A actuar de acordo com o Plano Nacional de Vacinação Pós-Desastre, do Ministério da Saúde Pública e da População do Haiti, a equipa de MdM no terreno irá levar a cabo, em coordenação com as Nações Unidas, uma vacinação de emergência dirigida a dois grupos-alvo: as crianças com menos de sete anos, por um lado, e as crianças com mais de oito anos, os adolescentes e os adultos, por outro.
Esta campanha afigura-se essencial para que não haja uma reintrodução do sarampo, uma epidemia de difteria não controlada e uma população pouco imunizada ao tétano, possibilidades que já existiam no país antes da catástrofe e que foram agora significativamente agravadas.
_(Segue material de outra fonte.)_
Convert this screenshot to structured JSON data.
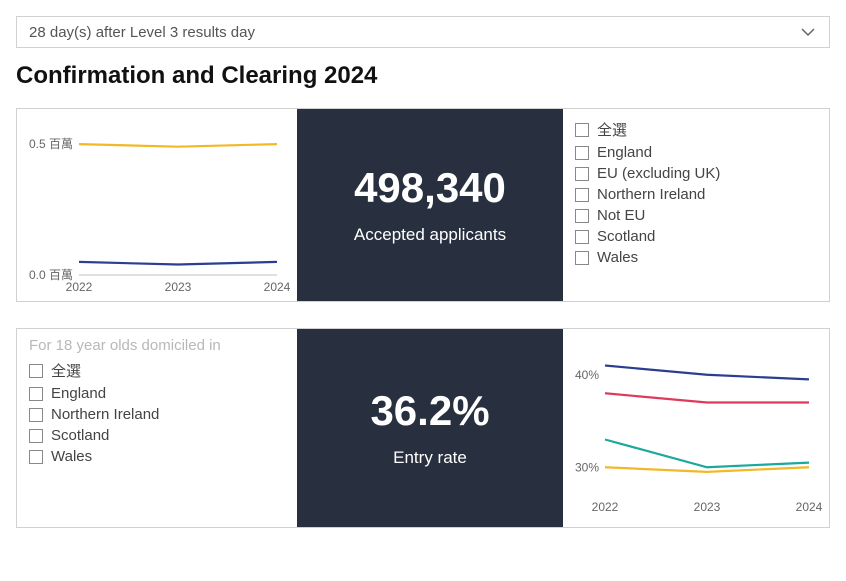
{
  "dropdown": {
    "label": "28 day(s) after Level 3 results day"
  },
  "page_title": "Confirmation and Clearing 2024",
  "panel1": {
    "metric": {
      "value": "498,340",
      "label": "Accepted applicants"
    },
    "chart": {
      "type": "line",
      "x_ticks": [
        "2022",
        "2023",
        "2024"
      ],
      "y_ticks": [
        {
          "v": 0.0,
          "label": "0.0 百萬"
        },
        {
          "v": 0.5,
          "label": "0.5 百萬"
        }
      ],
      "ylim": [
        0.0,
        0.55
      ],
      "series": [
        {
          "name": "yellow",
          "color": "#f2b827",
          "values": [
            0.5,
            0.49,
            0.5
          ]
        },
        {
          "name": "blue",
          "color": "#2c3e90",
          "values": [
            0.05,
            0.04,
            0.05
          ]
        }
      ],
      "axis_color": "#c0c0c0",
      "tick_font_size": 12,
      "tick_color": "#666666"
    },
    "checkboxes": [
      {
        "label": "全選"
      },
      {
        "label": "England"
      },
      {
        "label": "EU (excluding UK)"
      },
      {
        "label": "Northern Ireland"
      },
      {
        "label": "Not EU"
      },
      {
        "label": "Scotland"
      },
      {
        "label": "Wales"
      }
    ]
  },
  "panel2": {
    "hint": "For 18 year olds domiciled in",
    "checkboxes": [
      {
        "label": "全選"
      },
      {
        "label": "England"
      },
      {
        "label": "Northern Ireland"
      },
      {
        "label": "Scotland"
      },
      {
        "label": "Wales"
      }
    ],
    "metric": {
      "value": "36.2%",
      "label": "Entry rate"
    },
    "chart": {
      "type": "line",
      "x_ticks": [
        "2022",
        "2023",
        "2024"
      ],
      "y_ticks": [
        {
          "v": 30,
          "label": "30%"
        },
        {
          "v": 40,
          "label": "40%"
        }
      ],
      "ylim": [
        27,
        43
      ],
      "series": [
        {
          "name": "blue",
          "color": "#2c3e90",
          "values": [
            41.0,
            40.0,
            39.5
          ]
        },
        {
          "name": "red",
          "color": "#e03a5a",
          "values": [
            38.0,
            37.0,
            37.0
          ]
        },
        {
          "name": "teal",
          "color": "#1aa99c",
          "values": [
            33.0,
            30.0,
            30.5
          ]
        },
        {
          "name": "yellow",
          "color": "#f2b827",
          "values": [
            30.0,
            29.5,
            30.0
          ]
        }
      ],
      "axis_color": "#c0c0c0",
      "tick_font_size": 12,
      "tick_color": "#666666"
    }
  },
  "colors": {
    "metric_bg": "#28303f",
    "border": "#d0d0d0"
  }
}
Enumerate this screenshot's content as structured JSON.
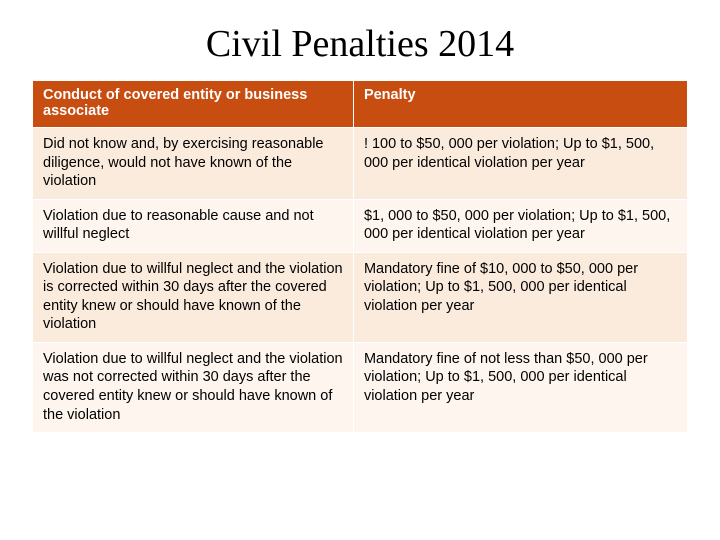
{
  "title": "Civil Penalties 2014",
  "table": {
    "header_bg": "#c74d11",
    "header_fg": "#ffffff",
    "band_a_bg": "#fbebdd",
    "band_b_bg": "#fdf5ee",
    "text_color": "#000000",
    "font_size_pt": 11,
    "columns": [
      {
        "label": "Conduct of covered entity or business associate",
        "width_pct": 49
      },
      {
        "label": "Penalty",
        "width_pct": 51
      }
    ],
    "rows": [
      {
        "conduct": "Did not know and, by exercising reasonable diligence, would not have known of the violation",
        "penalty": "! 100 to $50, 000 per violation; Up to $1, 500, 000 per identical violation per year"
      },
      {
        "conduct": "Violation due to reasonable cause and not willful neglect",
        "penalty": "$1, 000 to $50, 000 per violation; Up to $1, 500, 000 per identical violation per year"
      },
      {
        "conduct": "Violation due to willful neglect and the violation is corrected within 30 days after the covered entity knew or should have known of the violation",
        "penalty": "Mandatory fine of $10, 000 to $50, 000 per violation; Up to $1, 500, 000 per identical violation per year"
      },
      {
        "conduct": "Violation due to willful neglect and the violation was not corrected within 30 days after the covered entity knew or should have known of the violation",
        "penalty": "Mandatory fine of not less than $50, 000 per violation; Up to $1, 500, 000 per identical violation per year"
      }
    ]
  }
}
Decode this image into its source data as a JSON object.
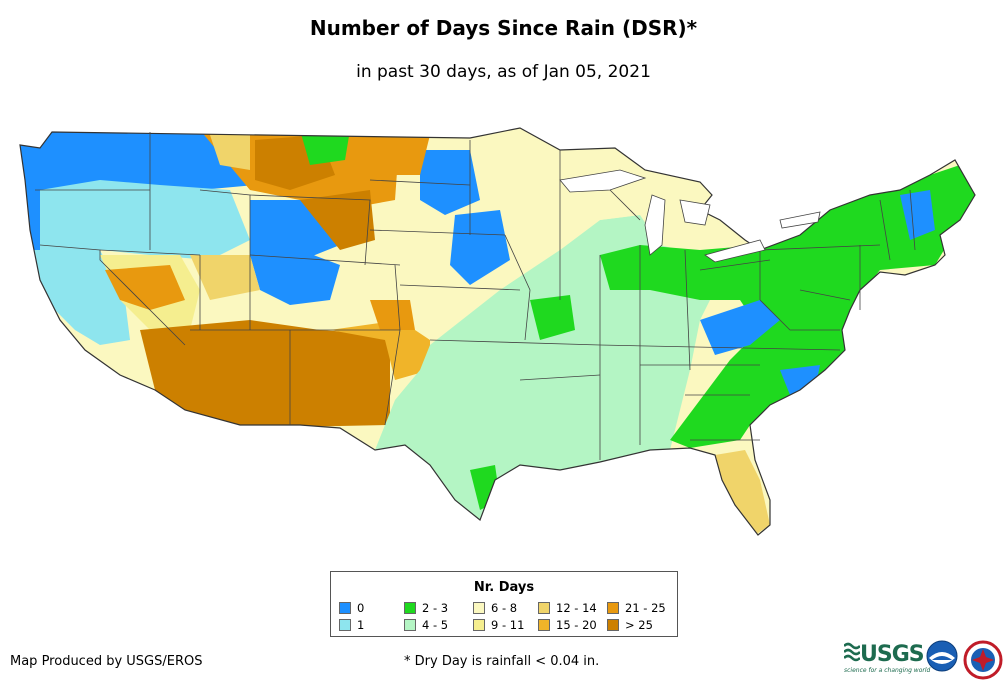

A acção faz parte de uma resposta integrada no quadro das necessidades dos cuidados primários de saúde em situações de emergência, respondendo às necessidades de inúmeros aglomerados de deslocados, com condições de higiene e saneamento bastante precárias e que o terramoto do dia 12 de Janeiro agravou.
A chegada da delegação portuguesa de MdM ao Haiti, a 11 de Fevereiro, permitiu ainda um reforço da equipa operacional no Hospital de Sonapi, em Port- Au- Prince, gerido pela delegação de Médicos do Mundo Grécia. A presença da equipa no terreno possibilitou o apoio aos cuidados médicos naquele espaço, bem como o levantamento das necessidades imediatas existentes. Prevê-se que a ONG possa permanecer no terreno durante um período de 6 meses.
Neste momento, a Médicos do Mundo assinala como urgente a reabilitação dos serviços de saúde, melhoria do acesso aos cuidados de saúde, das condições de saneamento e higiene, a preparação para a época das chuvas e ciclones que começa em Abril e a continuidade da solidariedade dos portugueses para com o povo haitiano.